Breast-Feeding Driver Listened to Husband
RAVENNA, Ohio (AP) _ A woman on trial for breast-feeding her baby while driving on the Ohio Turnpike testified Thursday that she nursed behind the wheel because her husband told her to.
Catherine Donkers, 29, said she had stopped at a highway rest stop May 8 to feed her 7-month-old daughter, but realized the baby was still hungry after she got back on the road, headed to Michigan from Pennsylvania.
``I called my husband, and he directed me to continue on, to drive to Michigan and nurse my child in the car. We did not feel we were breaking any law,″ Donkers said. ``I had the cruise control on at 65 mph.″
Donkers, who is representing herself on several misdemeanor charges, called herself to the witness stand Thursday afternoon in Portage County Municipal Court.
Breast-feeding while driving ``certainly isn’t a primary choice as a form of feeding my child,″ she said. ``I certainly had no intent to harm my child. I never would.″
Her husband, Brad Barnhill, asked to stand in for his wife at the trial, but the request was denied. The couple says their religious group requires Barnhill to be responsible for punishing Donkers. He also testified Thursday.

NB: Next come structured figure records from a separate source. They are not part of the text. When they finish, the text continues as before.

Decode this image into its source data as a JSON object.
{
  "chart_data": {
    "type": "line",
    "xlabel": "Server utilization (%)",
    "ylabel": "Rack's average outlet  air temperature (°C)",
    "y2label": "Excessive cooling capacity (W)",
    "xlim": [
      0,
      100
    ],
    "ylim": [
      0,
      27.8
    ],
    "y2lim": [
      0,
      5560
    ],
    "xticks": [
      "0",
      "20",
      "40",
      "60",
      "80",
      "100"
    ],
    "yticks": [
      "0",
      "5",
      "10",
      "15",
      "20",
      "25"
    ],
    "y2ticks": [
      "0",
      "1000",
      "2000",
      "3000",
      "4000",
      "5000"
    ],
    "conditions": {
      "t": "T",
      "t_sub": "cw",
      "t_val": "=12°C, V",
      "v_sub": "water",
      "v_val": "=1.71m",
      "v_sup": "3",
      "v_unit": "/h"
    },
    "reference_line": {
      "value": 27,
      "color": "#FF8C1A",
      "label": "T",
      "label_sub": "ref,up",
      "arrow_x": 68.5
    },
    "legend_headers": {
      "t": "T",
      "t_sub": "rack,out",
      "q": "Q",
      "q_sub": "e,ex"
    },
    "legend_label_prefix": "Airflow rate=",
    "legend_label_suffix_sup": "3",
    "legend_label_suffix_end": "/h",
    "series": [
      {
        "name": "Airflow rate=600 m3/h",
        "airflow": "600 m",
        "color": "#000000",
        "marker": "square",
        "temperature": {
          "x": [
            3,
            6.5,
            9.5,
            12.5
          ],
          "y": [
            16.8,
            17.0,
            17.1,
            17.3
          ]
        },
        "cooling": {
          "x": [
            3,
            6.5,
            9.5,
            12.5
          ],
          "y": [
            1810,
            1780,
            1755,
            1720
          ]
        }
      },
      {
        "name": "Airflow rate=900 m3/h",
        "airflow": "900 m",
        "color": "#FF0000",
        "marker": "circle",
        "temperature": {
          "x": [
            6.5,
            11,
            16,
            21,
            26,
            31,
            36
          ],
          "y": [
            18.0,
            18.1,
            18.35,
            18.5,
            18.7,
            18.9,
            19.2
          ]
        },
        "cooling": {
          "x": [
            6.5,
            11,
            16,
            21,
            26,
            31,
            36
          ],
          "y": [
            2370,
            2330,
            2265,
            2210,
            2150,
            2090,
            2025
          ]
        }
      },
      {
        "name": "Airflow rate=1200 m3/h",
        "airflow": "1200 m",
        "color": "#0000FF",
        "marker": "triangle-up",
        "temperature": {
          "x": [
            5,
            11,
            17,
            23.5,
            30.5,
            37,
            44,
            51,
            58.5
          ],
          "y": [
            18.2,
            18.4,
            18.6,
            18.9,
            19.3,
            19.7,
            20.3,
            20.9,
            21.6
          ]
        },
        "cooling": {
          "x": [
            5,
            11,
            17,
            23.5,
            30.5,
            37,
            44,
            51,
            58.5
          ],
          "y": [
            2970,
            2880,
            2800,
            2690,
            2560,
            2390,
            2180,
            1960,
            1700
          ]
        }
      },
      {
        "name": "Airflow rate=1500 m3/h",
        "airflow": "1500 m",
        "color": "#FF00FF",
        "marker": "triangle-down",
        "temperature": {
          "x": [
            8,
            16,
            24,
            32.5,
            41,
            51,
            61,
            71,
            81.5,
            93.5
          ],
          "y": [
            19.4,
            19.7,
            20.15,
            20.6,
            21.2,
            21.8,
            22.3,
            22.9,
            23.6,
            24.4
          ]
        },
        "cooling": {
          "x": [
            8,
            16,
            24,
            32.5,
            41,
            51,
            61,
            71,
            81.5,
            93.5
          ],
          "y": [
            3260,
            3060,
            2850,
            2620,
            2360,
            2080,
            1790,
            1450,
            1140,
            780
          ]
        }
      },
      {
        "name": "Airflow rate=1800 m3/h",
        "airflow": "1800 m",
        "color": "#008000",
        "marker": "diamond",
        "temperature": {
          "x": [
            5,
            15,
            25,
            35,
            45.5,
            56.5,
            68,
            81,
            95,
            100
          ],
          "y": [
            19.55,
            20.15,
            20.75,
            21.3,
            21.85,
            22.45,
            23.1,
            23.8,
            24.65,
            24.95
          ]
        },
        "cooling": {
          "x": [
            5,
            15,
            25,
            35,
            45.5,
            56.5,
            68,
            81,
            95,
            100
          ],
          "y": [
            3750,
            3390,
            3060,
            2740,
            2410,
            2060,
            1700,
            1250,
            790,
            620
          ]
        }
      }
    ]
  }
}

``I directed her to do everything she did that day. ... Under our faith, she obeys me,″ Barnhill, 46, said during a break. He has said he told his wife to nurse while driving to save time.
The couple _ who lack a marriage license but claim to be married _ belong to the First Christian Fellowship for Eternal Sovereignty, which has a history of challenging the government.
State Highway Patrol Sgt. Michael A. Harmon testified Thursday that Donkers handed over what appeared to be a homemade Pennsylvania identification card instead of a driver’s license. Donkers’ sect maintains that driver’s licenses should not be required.
The sect was founded in Henderson, Nev., in the 1990s. Barnhill says he is a minister in the fellowship with 650 followers.
Police stopped Donkers after a trucker called 911 to report he had seen a woman driver holding a baby on her lap. Donkers refused to pull over for three miles as a state trooper pursued her.
When she eventually stopped at a Streetsboro toll booth, troopers said she refused to cooperate until she called her husband for permission.
The couple says Donkers did not stop immediately because she didn’t realize right away she was being followed and she wanted to stop at a public place because she had been assaulted by police before.
Prosecutor Sean Scahill asked Donkers if she had to use her hands to move the baby while the car was moving. ``For a very short time I did,″ she said. ``It took me approximately all of a quarter of a second.″
Donkers faces counts including misdemeanor child endangerment, which carries a maximum penalty of six months in jail and a $1,000 fine. Closing arguments were scheduled for Friday.
Barnhill said he and his wife were living temporarily in Pittsburgh for work, but Donkers was a resident of Livonia, Mich., when arrested.